Personal information
- Date of birth: 26 February 1997 (age 29)
- Place of birth: Auckland, New Zealand
- Height: 1.78 m (5 ft 10 in)
- Position: Forward

Youth career
- 0000–2014: Central United
- 2014–2017: Auckland City

Senior career*
- Years: Team / Apps / (Gls)
- 2017: Puaikura / 3 / (1)
- 2017–2018: Central United
- 2018: Tupapa Maraerenga
- 2018–2021: Auckland City / 25 / (7)
- 2021–2023: Manukau United / 30 / (14)
- 2023–2025: Coffrane

International career
- 2013: Cook Islands U17 / 8 / (2)
- 2022–: Cook Islands

= Maro Bonsu-Maro =

Cook Islands footballer

Maro Bonsu-Maro (born 26 February 1997) is a Cook Islands international footballer.

== Club career ==
Bonsu-Maro competed in the 2017 OFC Champions League with Puaikura. He scored three goals in the Qualifying Stage. Later that year he joined Central United of the NRFL Premier. The following year he joined another Cook Islands club, Tupapa Maraerenga, and competed in the 2018 OFC Champions League.
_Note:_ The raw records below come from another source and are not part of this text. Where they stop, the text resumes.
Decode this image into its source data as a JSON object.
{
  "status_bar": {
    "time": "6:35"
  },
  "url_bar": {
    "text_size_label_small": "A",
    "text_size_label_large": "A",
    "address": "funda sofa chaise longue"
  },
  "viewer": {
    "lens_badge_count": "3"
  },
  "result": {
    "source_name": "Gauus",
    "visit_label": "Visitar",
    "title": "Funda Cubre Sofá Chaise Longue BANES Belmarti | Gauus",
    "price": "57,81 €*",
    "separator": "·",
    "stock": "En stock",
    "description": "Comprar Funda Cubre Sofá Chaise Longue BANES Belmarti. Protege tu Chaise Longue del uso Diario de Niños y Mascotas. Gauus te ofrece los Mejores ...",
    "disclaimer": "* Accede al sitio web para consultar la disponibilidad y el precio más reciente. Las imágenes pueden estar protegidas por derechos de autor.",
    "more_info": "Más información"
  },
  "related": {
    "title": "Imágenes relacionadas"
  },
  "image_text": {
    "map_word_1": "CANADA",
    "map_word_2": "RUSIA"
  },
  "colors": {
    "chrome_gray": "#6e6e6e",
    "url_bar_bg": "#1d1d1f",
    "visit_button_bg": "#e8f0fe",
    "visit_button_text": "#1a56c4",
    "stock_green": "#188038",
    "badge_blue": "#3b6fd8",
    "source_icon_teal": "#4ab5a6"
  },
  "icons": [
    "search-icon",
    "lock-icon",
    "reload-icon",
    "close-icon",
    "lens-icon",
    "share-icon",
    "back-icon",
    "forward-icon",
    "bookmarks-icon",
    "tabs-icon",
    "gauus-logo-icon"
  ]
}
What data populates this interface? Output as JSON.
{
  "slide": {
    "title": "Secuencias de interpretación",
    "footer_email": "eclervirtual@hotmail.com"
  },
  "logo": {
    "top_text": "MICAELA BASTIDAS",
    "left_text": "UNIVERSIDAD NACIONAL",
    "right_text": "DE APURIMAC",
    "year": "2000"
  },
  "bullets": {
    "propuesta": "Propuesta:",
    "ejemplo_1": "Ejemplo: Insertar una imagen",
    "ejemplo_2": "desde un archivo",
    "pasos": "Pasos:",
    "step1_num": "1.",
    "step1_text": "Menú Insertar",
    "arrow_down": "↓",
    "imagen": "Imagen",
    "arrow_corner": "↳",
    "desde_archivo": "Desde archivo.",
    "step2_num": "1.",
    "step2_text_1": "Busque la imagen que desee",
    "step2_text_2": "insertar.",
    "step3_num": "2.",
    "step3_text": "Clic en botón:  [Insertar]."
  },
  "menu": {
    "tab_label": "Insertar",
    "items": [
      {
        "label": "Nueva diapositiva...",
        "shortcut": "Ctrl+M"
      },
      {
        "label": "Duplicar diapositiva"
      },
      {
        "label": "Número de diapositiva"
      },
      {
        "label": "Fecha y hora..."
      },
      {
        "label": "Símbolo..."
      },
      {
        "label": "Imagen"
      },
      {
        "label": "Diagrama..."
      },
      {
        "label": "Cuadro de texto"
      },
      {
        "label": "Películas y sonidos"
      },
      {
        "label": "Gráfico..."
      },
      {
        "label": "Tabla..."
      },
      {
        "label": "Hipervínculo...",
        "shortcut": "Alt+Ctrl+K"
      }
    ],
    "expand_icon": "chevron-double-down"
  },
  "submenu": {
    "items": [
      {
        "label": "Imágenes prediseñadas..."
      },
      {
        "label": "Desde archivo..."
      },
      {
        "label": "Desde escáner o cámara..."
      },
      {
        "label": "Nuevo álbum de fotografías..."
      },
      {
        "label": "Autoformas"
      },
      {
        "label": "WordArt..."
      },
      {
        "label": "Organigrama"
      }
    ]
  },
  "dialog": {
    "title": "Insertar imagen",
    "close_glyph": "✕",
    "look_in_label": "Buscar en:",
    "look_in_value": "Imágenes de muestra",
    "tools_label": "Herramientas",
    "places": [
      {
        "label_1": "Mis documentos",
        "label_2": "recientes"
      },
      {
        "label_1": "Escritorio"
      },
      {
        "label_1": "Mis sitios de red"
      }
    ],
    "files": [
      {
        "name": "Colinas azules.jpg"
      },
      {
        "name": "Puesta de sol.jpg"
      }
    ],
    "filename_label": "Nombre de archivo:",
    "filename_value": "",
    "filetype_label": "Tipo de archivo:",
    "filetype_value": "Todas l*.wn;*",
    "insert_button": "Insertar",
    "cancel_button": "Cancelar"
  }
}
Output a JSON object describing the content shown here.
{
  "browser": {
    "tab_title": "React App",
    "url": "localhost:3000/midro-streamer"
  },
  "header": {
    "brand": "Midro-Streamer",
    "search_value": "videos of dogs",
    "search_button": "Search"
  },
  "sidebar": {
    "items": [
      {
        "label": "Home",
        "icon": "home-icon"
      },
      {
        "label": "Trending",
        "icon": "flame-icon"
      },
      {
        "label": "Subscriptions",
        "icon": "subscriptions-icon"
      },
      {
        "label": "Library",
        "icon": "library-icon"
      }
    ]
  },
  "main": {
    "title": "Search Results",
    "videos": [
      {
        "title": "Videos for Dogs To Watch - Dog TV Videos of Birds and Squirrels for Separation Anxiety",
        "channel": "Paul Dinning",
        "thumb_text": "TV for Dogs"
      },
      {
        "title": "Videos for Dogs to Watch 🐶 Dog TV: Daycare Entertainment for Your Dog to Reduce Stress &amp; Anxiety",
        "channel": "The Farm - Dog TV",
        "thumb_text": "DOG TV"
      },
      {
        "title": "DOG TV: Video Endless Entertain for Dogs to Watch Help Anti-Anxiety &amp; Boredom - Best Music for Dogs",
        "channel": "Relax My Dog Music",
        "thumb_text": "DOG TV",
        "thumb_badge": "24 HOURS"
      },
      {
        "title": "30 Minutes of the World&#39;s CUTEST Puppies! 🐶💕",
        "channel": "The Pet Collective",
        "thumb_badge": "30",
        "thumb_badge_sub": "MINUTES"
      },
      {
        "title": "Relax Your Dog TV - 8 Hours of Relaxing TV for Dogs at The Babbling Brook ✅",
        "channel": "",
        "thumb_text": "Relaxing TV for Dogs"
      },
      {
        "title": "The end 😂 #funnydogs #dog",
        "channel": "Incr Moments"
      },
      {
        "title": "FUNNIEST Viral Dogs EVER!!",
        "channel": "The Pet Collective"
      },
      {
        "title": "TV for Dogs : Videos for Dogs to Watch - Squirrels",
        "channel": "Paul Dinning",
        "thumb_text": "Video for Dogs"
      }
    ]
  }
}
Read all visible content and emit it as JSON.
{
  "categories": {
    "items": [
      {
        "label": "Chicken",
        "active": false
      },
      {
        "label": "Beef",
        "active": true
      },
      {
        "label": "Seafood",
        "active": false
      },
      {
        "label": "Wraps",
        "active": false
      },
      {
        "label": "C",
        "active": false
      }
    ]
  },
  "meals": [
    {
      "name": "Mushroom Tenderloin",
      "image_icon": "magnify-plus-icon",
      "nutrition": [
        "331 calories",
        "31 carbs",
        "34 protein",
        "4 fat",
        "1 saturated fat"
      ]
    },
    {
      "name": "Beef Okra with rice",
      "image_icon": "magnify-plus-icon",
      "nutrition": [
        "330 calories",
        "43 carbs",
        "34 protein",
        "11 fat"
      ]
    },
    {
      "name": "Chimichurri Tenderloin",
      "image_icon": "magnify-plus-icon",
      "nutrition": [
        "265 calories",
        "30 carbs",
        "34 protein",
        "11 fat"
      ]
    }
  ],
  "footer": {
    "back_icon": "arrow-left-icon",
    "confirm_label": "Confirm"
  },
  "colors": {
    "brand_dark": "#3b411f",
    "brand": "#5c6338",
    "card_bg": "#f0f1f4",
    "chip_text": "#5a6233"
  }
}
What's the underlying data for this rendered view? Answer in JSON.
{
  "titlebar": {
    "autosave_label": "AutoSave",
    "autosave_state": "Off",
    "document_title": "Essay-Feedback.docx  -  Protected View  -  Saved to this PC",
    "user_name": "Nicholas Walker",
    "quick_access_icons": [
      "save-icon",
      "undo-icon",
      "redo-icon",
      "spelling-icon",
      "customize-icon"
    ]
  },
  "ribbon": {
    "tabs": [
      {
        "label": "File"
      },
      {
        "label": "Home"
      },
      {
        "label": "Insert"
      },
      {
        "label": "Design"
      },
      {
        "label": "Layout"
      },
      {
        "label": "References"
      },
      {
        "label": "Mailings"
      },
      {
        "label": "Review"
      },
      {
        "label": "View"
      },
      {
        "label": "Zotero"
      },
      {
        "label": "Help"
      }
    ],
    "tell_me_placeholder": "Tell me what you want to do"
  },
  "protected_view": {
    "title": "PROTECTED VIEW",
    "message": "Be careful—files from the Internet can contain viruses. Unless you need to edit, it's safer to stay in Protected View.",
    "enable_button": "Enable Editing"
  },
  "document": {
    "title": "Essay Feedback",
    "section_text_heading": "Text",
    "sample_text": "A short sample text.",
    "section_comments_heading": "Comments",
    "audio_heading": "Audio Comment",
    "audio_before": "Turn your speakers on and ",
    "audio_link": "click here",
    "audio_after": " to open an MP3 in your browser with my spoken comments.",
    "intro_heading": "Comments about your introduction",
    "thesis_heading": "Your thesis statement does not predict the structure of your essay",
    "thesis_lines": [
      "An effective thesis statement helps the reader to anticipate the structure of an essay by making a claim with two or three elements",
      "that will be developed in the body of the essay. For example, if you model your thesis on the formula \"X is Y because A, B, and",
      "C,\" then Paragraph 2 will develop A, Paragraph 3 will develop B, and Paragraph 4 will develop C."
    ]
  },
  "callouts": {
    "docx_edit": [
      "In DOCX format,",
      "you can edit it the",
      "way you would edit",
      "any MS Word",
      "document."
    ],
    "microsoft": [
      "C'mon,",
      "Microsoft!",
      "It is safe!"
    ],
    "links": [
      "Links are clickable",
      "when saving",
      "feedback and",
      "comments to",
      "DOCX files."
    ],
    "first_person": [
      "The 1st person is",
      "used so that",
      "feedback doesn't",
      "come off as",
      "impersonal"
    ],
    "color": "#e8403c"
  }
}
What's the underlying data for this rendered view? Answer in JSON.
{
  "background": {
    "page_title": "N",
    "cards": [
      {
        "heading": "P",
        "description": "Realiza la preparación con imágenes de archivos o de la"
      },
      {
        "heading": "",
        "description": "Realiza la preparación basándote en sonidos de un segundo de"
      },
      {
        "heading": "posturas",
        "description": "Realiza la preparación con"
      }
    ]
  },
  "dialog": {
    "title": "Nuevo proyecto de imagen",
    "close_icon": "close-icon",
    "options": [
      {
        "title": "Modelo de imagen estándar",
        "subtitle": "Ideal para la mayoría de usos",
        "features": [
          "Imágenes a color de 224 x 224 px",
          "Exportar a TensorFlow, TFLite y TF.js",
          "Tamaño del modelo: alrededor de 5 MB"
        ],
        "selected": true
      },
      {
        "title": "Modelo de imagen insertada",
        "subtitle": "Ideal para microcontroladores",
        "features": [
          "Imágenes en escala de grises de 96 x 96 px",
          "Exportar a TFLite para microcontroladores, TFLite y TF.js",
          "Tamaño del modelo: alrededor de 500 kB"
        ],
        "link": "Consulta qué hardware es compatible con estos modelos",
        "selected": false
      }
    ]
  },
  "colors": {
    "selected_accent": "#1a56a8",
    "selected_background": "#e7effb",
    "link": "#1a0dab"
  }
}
He went on to score a hattrick against Veitongo of Tonga and a brace against Pago Youth of American Samoa. He went on to score against Papua New Guinea's Lae City in the group stage. For the next season he joined Auckland City of the New Zealand Football Championship. He remained with the club through the 2021 season when he joined Manukau United of the Cook Islands Round Cup.

== International ==
Bonsu-Maro represented the Cook Islands, the country of his mother's birth, at the youth level. He was part of the squad that competed in the 2013 OFC U-17 Championship in Vanuatu. He scored two goals in the team's opening match against Tonga. In 2019 he was included in the under-20 squad for the 2016 OFC U-20 Championship but ultimately did not compete. In March 2022, Bonsu-Maro was included in the Cook Islands senior squad for 2022 FIFA World Cup qualification.

===International career statistics===

Cook Islands
| Year | Apps | Goals |
| 2022 | 0 | 0 |
| Total | 0 | 0 |

==Personal==
Bonsu-Maro was born in Auckland, New Zealand to a Pukapukan mother and a Ghanaian father.